次に、運転者の自発性の点(弁護人の主張②)については、被告人を同乗させていたのは、単に運転者の意思のみではなくて、同乗する被告人側の働き掛けも相まっていたというべきであるから、弁護人の指摘は当たらない。
弁護人の主張については、同乗罪は、「依頼」を積極要件として規定しており、処罰の限界を画するため、安易な拡大解釈等は許されず、この要件を厳格に解釈し当てはめるべきは弁護人のいうとおりであり、検察官が主張するように 「『運転者が酒気を帯びていることを知りながら、その飲酒運転を利用しようとして黙って車両に乗り込む』行為は、運送を頼む『意思を運転者に了解させ、その運送の働き掛けを行う行為にほかならない』」とか「運転者の明示の誘いに基づく同乗以外はすべて『要求』『依頼』 に該当する」などということはできない。
しかしながら、本件では、従前の被告人と運転者との経緯等の諸事情も勘案すると、被告人側も同乗の積極性を示し、それが運転者の飲酒運転意思と相互作用して、助長したというべき事案である。

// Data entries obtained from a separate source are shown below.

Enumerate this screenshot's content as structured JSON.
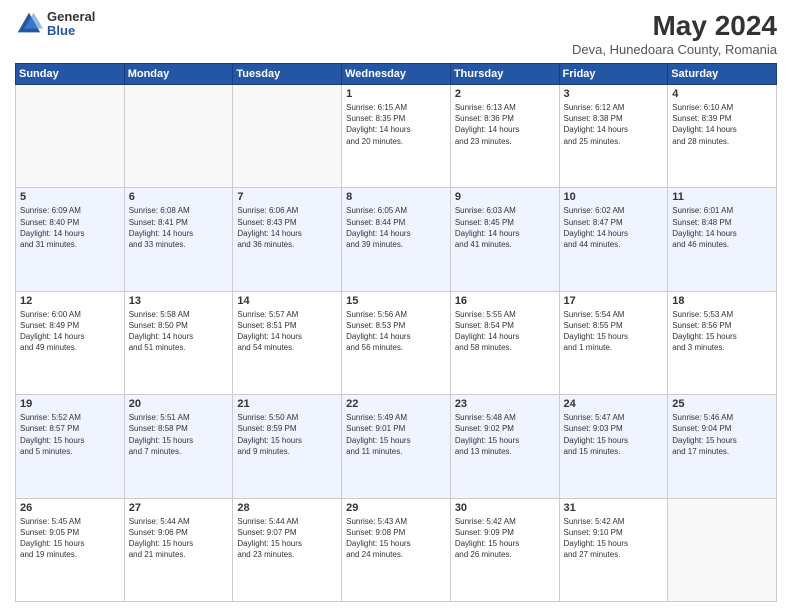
{
  "header": {
    "logo": {
      "general": "General",
      "blue": "Blue"
    },
    "title": "May 2024",
    "subtitle": "Deva, Hunedoara County, Romania"
  },
  "weekdays": [
    "Sunday",
    "Monday",
    "Tuesday",
    "Wednesday",
    "Thursday",
    "Friday",
    "Saturday"
  ],
  "weeks": [
    [
      {
        "day": "",
        "info": ""
      },
      {
        "day": "",
        "info": ""
      },
      {
        "day": "",
        "info": ""
      },
      {
        "day": "1",
        "info": "Sunrise: 6:15 AM\nSunset: 8:35 PM\nDaylight: 14 hours\nand 20 minutes."
      },
      {
        "day": "2",
        "info": "Sunrise: 6:13 AM\nSunset: 8:36 PM\nDaylight: 14 hours\nand 23 minutes."
      },
      {
        "day": "3",
        "info": "Sunrise: 6:12 AM\nSunset: 8:38 PM\nDaylight: 14 hours\nand 25 minutes."
      },
      {
        "day": "4",
        "info": "Sunrise: 6:10 AM\nSunset: 8:39 PM\nDaylight: 14 hours\nand 28 minutes."
      }
    ],
    [
      {
        "day": "5",
        "info": "Sunrise: 6:09 AM\nSunset: 8:40 PM\nDaylight: 14 hours\nand 31 minutes."
      },
      {
        "day": "6",
        "info": "Sunrise: 6:08 AM\nSunset: 8:41 PM\nDaylight: 14 hours\nand 33 minutes."
      },
      {
        "day": "7",
        "info": "Sunrise: 6:06 AM\nSunset: 8:43 PM\nDaylight: 14 hours\nand 36 minutes."
      },
      {
        "day": "8",
        "info": "Sunrise: 6:05 AM\nSunset: 8:44 PM\nDaylight: 14 hours\nand 39 minutes."
      },
      {
        "day": "9",
        "info": "Sunrise: 6:03 AM\nSunset: 8:45 PM\nDaylight: 14 hours\nand 41 minutes."
      },
      {
        "day": "10",
        "info": "Sunrise: 6:02 AM\nSunset: 8:47 PM\nDaylight: 14 hours\nand 44 minutes."
      },
      {
        "day": "11",
        "info": "Sunrise: 6:01 AM\nSunset: 8:48 PM\nDaylight: 14 hours\nand 46 minutes."
      }
    ],
    [
      {
        "day": "12",
        "info": "Sunrise: 6:00 AM\nSunset: 8:49 PM\nDaylight: 14 hours\nand 49 minutes."
      },
      {
        "day": "13",
        "info": "Sunrise: 5:58 AM\nSunset: 8:50 PM\nDaylight: 14 hours\nand 51 minutes."
      },
      {
        "day": "14",
        "info": "Sunrise: 5:57 AM\nSunset: 8:51 PM\nDaylight: 14 hours\nand 54 minutes."
      },
      {
        "day": "15",
        "info": "Sunrise: 5:56 AM\nSunset: 8:53 PM\nDaylight: 14 hours\nand 56 minutes."
      },
      {
        "day": "16",
        "info": "Sunrise: 5:55 AM\nSunset: 8:54 PM\nDaylight: 14 hours\nand 58 minutes."
      },
      {
        "day": "17",
        "info": "Sunrise: 5:54 AM\nSunset: 8:55 PM\nDaylight: 15 hours\nand 1 minute."
      },
      {
        "day": "18",
        "info": "Sunrise: 5:53 AM\nSunset: 8:56 PM\nDaylight: 15 hours\nand 3 minutes."
      }
    ],
    [
      {
        "day": "19",
        "info": "Sunrise: 5:52 AM\nSunset: 8:57 PM\nDaylight: 15 hours\nand 5 minutes."
      },
      {
        "day": "20",
        "info": "Sunrise: 5:51 AM\nSunset: 8:58 PM\nDaylight: 15 hours\nand 7 minutes."
      },
      {
        "day": "21",
        "info": "Sunrise: 5:50 AM\nSunset: 8:59 PM\nDaylight: 15 hours\nand 9 minutes."
      },
      {
        "day": "22",
        "info": "Sunrise: 5:49 AM\nSunset: 9:01 PM\nDaylight: 15 hours\nand 11 minutes."
      },
      {
        "day": "23",
        "info": "Sunrise: 5:48 AM\nSunset: 9:02 PM\nDaylight: 15 hours\nand 13 minutes."
      },
      {
        "day": "24",
        "info": "Sunrise: 5:47 AM\nSunset: 9:03 PM\nDaylight: 15 hours\nand 15 minutes."
      },
      {
        "day": "25",
        "info": "Sunrise: 5:46 AM\nSunset: 9:04 PM\nDaylight: 15 hours\nand 17 minutes."
      }
    ],
    [
      {
        "day": "26",
        "info": "Sunrise: 5:45 AM\nSunset: 9:05 PM\nDaylight: 15 hours\nand 19 minutes."
      },
      {
        "day": "27",
        "info": "Sunrise: 5:44 AM\nSunset: 9:06 PM\nDaylight: 15 hours\nand 21 minutes."
      },
      {
        "day": "28",
        "info": "Sunrise: 5:44 AM\nSunset: 9:07 PM\nDaylight: 15 hours\nand 23 minutes."
      },
      {
        "day": "29",
        "info": "Sunrise: 5:43 AM\nSunset: 9:08 PM\nDaylight: 15 hours\nand 24 minutes."
      },
      {
        "day": "30",
        "info": "Sunrise: 5:42 AM\nSunset: 9:09 PM\nDaylight: 15 hours\nand 26 minutes."
      },
      {
        "day": "31",
        "info": "Sunrise: 5:42 AM\nSunset: 9:10 PM\nDaylight: 15 hours\nand 27 minutes."
      },
      {
        "day": "",
        "info": ""
      }
    ]
  ]
}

単に運転者から一方的な誘いを受けたり、飲酒運転を利用する意図で乗り込んだに過ぎない事案とは全く様相を異にし、「明示の依頼」があったと同視できる状況があり、こうした状況がある場合に「黙示の依頼」を認定しても、処罰範囲を不明確にすることはなく、同乗罪の構成要件要素を充たしているというのが相当である。
弁護人の主張は、これを採用することができない。